For a machine voice to sound truly natural, it is hence critical to be able
to capture the rich linguistic and paralinguistic details embedded in human
speech. Enabling automated synthesis of expressive speech is a critical area
in current speech communication research.
While the primary focus on past efforts in speech synthesis has been on improving
intelligibility, recent trends are targeting improving the emotional and expressive
quality of the synthetic speech. For instance, natural expressive speech quality
is essential for long exchanges of dialogues and for even information relaying
monologues. There are many components that play a role in imparting the expressive
emotional quality to speech. These include variations in speech intonation and
timing, the appropriate choice of words and the use of other non-verbal cues.
One of the key expressive quality types is happiness. It has been shown by prior
work by other researchers, and our own, that it is one of the most challenging
synthesis problems and that one has to look beyond intonation variation. Laughter
is one key attribute of this realm, and the focus of the present work.
This paper addresses the analysis and synthesis of the acoustics of laughter.
Our main application is to aid synthesis of ``happy-sounding" speech. In
most situations, happy speech may be better defined as speech that conveys positive
emotions. Subjective tests reveal that it is difficult to discern happy emotions
in speech purely on the basis of intonational differences. While in face-to-face
interactions it is possible to have happy speech without laughter, other non-verbal
cues such as facial expressions help the interlocutor to understand that the
underlying emotion is positive or happy. For speech-only situations, however,
laughter is often used as a cue to express happiness.
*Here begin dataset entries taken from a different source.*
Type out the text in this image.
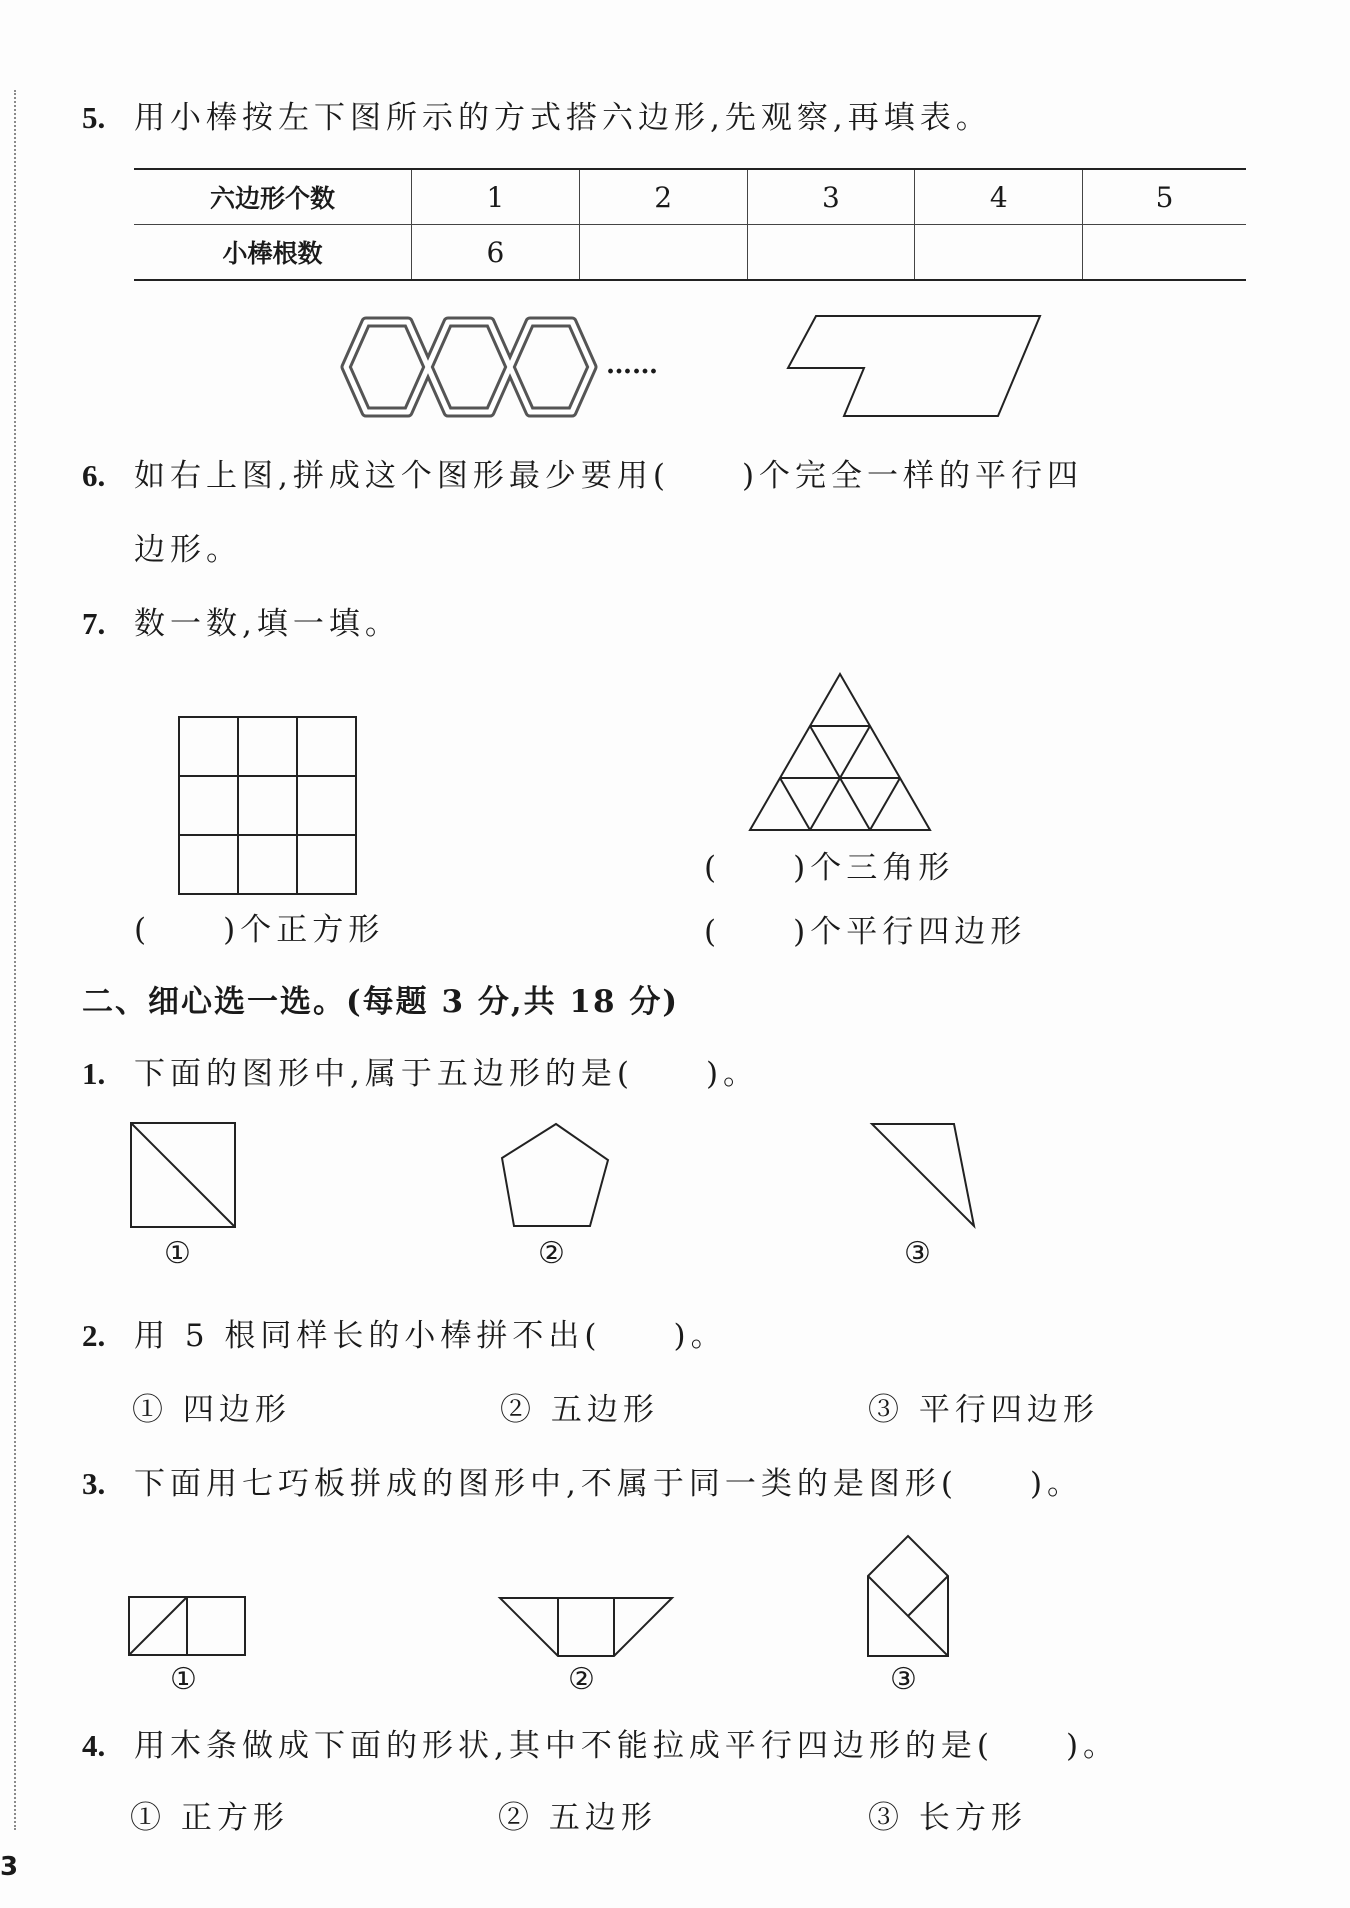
5. 用小棒按左下图所示的方式搭六边形,先观察,再填表。
六边形个数	1	2	3	4	5
小棒根数	6				
……
6. 如右上图,拼成这个图形最少要用(　　)个完全一样的平行四
边形。
7. 数一数,填一填。
(　　)个正方形
(　　)个三角形
(　　)个平行四边形
二、细心选一选。(每题 3 分,共 18 分)
1. 下面的图形中,属于五边形的是(　　)。
①	②	③
2. 用 5 根同样长的小棒拼不出(　　)。
① 四边形	② 五边形	③ 平行四边形
3. 下面用七巧板拼成的图形中,不属于同一类的是图形(　　)。
①	②	③
4. 用木条做成下面的形状,其中不能拉成平行四边形的是(　　)。
① 正方形	② 五边形	③ 长方形
3
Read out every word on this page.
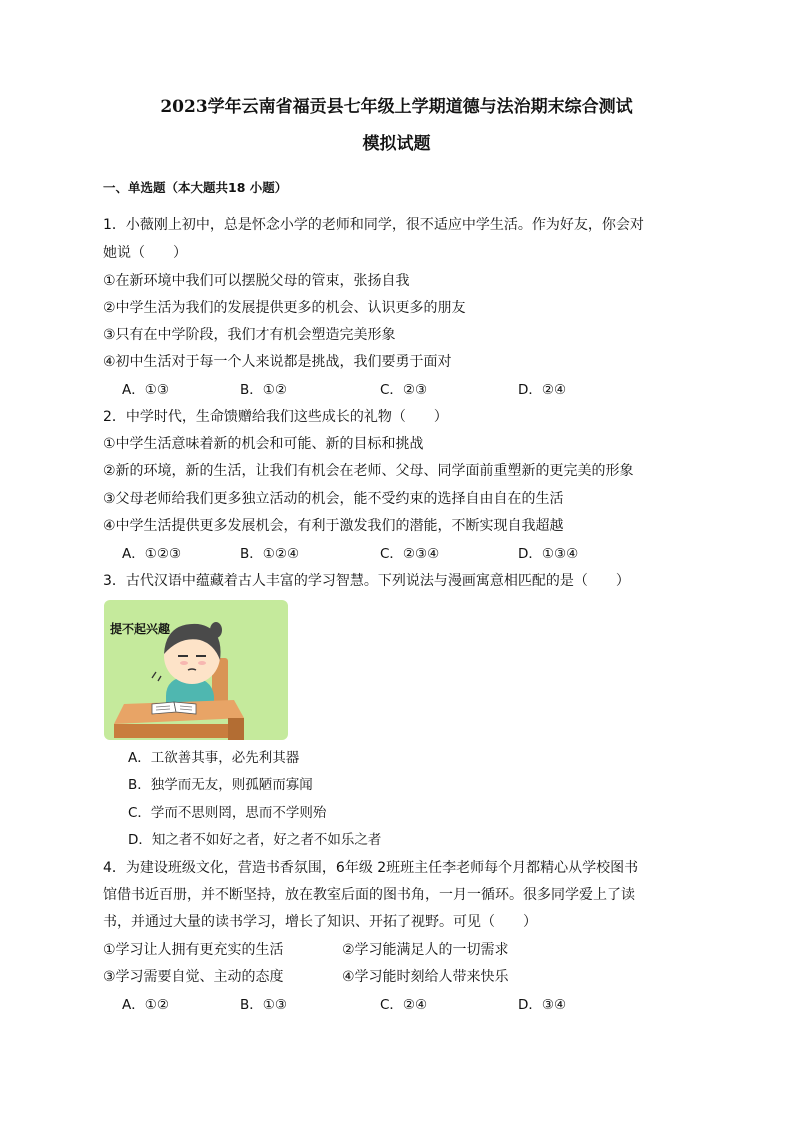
2023学年云南省福贡县七年级上学期道德与法治期末综合测试
模拟试题
一、单选题（本大题共18 小题）
1．小薇刚上初中，总是怀念小学的老师和同学，很不适应中学生活。作为好友，你会对
她说（　　）
①在新环境中我们可以摆脱父母的管束，张扬自我
②中学生活为我们的发展提供更多的机会、认识更多的朋友
③只有在中学阶段，我们才有机会塑造完美形象
④初中生活对于每一个人来说都是挑战，我们要勇于面对
A．①③	B．①②	C．②③	D．②④
2．中学时代，生命馈赠给我们这些成长的礼物（　　）
①中学生活意味着新的机会和可能、新的目标和挑战
②新的环境，新的生活，让我们有机会在老师、父母、同学面前重塑新的更完美的形象
③父母老师给我们更多独立活动的机会，能不受约束的选择自由自在的生活
④中学生活提供更多发展机会，有利于激发我们的潜能，不断实现自我超越
A．①②③	B．①②④	C．②③④	D．①③④
3．古代汉语中蕴藏着古人丰富的学习智慧。下列说法与漫画寓意相匹配的是（　　）
提不起兴趣
A．工欲善其事，必先利其器
B．独学而无友，则孤陋而寡闻
C．学而不思则罔，思而不学则殆
D．知之者不如好之者，好之者不如乐之者
4．为建设班级文化，营造书香氛围，6年级 2班班主任李老师每个月都精心从学校图书
馆借书近百册，并不断坚持，放在教室后面的图书角，一月一循环。很多同学爱上了读
书，并通过大量的读书学习，增长了知识、开拓了视野。可见（　　）
①学习让人拥有更充实的生活	②学习能满足人的一切需求
③学习需要自觉、主动的态度	④学习能时刻给人带来快乐
A．①②	B．①③	C．②④	D．③④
Different types of laughter are used by humans to express different levels of
gladness or elation. Furthermore, the same speaker may laugh differently in
different situations. The synthesis technique developed here assumes a dynamical
oscillator model for laughter. It has the provision to parametrically control
the laughter model and thus can be used to synthesize for a wide variety of
happy expressions. It can also be used to capture and generate speaker-specific
traits in laughter.
Laughter is a highly complex physiological process of breathing and voicing..
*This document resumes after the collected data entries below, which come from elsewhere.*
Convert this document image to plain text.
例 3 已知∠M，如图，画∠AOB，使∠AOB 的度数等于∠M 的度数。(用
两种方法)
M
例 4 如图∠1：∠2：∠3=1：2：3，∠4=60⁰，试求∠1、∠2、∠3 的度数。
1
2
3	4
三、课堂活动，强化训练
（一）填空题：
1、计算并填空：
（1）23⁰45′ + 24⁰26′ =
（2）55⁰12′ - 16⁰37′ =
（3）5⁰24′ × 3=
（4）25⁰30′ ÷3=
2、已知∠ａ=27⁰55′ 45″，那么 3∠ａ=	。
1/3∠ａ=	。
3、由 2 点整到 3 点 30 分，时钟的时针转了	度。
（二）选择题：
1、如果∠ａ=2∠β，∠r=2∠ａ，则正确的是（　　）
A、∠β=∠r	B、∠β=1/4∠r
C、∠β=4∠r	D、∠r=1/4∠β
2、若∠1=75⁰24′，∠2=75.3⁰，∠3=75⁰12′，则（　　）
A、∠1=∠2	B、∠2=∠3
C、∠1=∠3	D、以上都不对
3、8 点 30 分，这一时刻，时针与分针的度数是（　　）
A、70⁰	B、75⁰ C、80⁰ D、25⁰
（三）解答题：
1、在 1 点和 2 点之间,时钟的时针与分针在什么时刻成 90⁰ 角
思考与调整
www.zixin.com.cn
There is a wide variety of terminologies used to describe the various aspects
of laughter, hence a description relevant to this research follows:A short burst
or a train of laughter (i.e., a laughter bout), comprises two main components.
Voiced laughter-calls, utterances that excite the vocal chords and generate
sound, and unvoiced sounds, generated as breathing sounds with air passing through
the larynx without involving vocal chord vibrations. Usually, the voiced and
unvoiced parts alternate in a laughter event, but it is also possible that they
co-occur. Figure 1 shows a typical laughter bout illustrating these parts.
Figure 1
Figure 2
3.Conclusion and Future Work
It is important to point out that a comprehensive knowledge of effects of including
laughter in synthesized speech is necessary. For example, as presented earlier,
laughter can be used to express a wide variety of attitudes of the speaker,
it can be used to express both positive and negative emotional state. An in-depth
understanding can be brought forth from controlled subjective experiments for
which it must be possible to generate a variety of controlled laughter for the
sake of experimental repeatability. The synthesis technique proposed here can
be used for this purpose.
It is not always the case that there is a distinct segment in speech where laughter
is present to express gladness or a positive emotion. Often, speech and laughter
are articulated together (known as "speech-laughs''). The focus of our
ongoing research is to develop techniques to synthesize these so-called "speech-laughs.''